Anti-reflection coatings for epsilon-near-zero materials
Epsilon-near-zero (ENZ) materials are materials that have a spectral region where the permittivity is below zero. This leads to unconventional optical behaviour, ranging from light propagation through arbitrary apertures, wavefront shaping, and extreme enhancement of nonlinear optical effects. These materials form one of the main pillars of our research work and we have previously shown strong optical nonlinearities and flexible ENZ materials. Of particular interest here is that these physical effects are related to the ENZ p[roerty, rather than the material in which the ENZ effect is realized. We can achieve the ENZ condition in three main ways, natural materials where the real part of the permittivity goes from positive to negative, e.g. metals or transparent conductive oxides, multilayer stacks consisting of metals and dielectrics, or through photonic-crystal-like structures.

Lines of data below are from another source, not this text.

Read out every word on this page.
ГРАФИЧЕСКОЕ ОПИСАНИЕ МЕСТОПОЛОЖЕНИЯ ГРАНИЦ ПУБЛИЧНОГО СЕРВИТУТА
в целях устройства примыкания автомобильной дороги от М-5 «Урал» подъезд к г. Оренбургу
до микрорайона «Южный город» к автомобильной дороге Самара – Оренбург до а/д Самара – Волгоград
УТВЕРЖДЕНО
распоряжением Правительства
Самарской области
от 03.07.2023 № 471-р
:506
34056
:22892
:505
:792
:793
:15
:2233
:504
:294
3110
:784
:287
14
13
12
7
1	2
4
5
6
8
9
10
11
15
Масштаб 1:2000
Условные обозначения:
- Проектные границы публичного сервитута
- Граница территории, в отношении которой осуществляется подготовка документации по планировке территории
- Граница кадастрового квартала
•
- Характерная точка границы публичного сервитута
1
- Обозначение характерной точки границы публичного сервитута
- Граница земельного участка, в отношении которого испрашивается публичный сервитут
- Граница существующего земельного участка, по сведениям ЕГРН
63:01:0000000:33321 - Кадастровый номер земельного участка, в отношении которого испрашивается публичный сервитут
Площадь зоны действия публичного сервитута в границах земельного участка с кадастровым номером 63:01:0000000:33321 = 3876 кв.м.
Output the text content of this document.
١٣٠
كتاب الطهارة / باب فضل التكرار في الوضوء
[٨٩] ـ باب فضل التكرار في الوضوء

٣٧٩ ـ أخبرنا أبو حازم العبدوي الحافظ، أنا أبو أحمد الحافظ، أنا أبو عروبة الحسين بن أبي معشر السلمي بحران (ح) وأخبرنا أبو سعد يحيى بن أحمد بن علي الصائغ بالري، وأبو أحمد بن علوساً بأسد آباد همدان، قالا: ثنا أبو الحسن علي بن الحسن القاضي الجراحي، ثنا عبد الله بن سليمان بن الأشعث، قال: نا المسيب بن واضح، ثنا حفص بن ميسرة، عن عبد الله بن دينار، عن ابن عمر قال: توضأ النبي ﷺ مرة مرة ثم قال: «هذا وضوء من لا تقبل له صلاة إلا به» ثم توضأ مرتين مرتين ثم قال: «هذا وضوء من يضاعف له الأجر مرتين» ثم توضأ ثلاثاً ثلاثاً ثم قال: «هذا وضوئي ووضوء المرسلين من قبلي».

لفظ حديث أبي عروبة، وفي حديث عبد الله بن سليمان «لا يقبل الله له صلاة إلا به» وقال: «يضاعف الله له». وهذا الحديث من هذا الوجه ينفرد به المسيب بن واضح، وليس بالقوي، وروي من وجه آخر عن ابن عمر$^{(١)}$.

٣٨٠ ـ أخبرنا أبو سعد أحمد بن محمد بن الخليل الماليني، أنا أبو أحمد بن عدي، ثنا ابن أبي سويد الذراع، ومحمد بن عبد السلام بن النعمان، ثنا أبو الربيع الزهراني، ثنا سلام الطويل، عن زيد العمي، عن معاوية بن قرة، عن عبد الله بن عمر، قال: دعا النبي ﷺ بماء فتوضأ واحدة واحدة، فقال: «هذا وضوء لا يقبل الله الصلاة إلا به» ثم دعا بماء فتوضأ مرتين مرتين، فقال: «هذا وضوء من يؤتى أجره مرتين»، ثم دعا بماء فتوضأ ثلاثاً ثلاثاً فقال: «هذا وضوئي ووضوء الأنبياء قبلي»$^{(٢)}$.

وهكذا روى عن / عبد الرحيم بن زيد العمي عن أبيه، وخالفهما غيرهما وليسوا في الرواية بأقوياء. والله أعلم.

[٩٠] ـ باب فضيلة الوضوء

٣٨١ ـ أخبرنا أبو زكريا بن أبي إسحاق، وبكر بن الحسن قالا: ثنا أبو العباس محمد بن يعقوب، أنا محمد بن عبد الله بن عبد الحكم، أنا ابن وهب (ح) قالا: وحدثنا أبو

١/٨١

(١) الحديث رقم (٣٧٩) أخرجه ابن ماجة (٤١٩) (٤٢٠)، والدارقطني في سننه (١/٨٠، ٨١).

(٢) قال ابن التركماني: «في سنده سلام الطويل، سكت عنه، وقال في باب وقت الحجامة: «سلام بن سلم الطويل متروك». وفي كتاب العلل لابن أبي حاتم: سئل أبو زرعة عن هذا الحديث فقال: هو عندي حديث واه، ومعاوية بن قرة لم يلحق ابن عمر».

Just as the desired effects of the ENZ condition are independent of the realization, so are some of the main challenges. One particular challenge is that the near-zero permittivity leads to a strong impedance mismatch with air or other surrounding materials and thus light is mostly reflected at the interface of the ENZ material.
Together with the Synthetic optics group here in St Andrews we have now addressed this issue, developing an Anti-reflection coating that reduces reflection and increases transmission through a multilayer-stack ENZ material. The coating and underlying ENZ material consist of alternating metal and silica layers, with the thickness of the layers tailored for the AR coating.
This work, published in the journal Optical Materials Express paves the way toward applications of ENZ materials for both linear and nonlinear optics.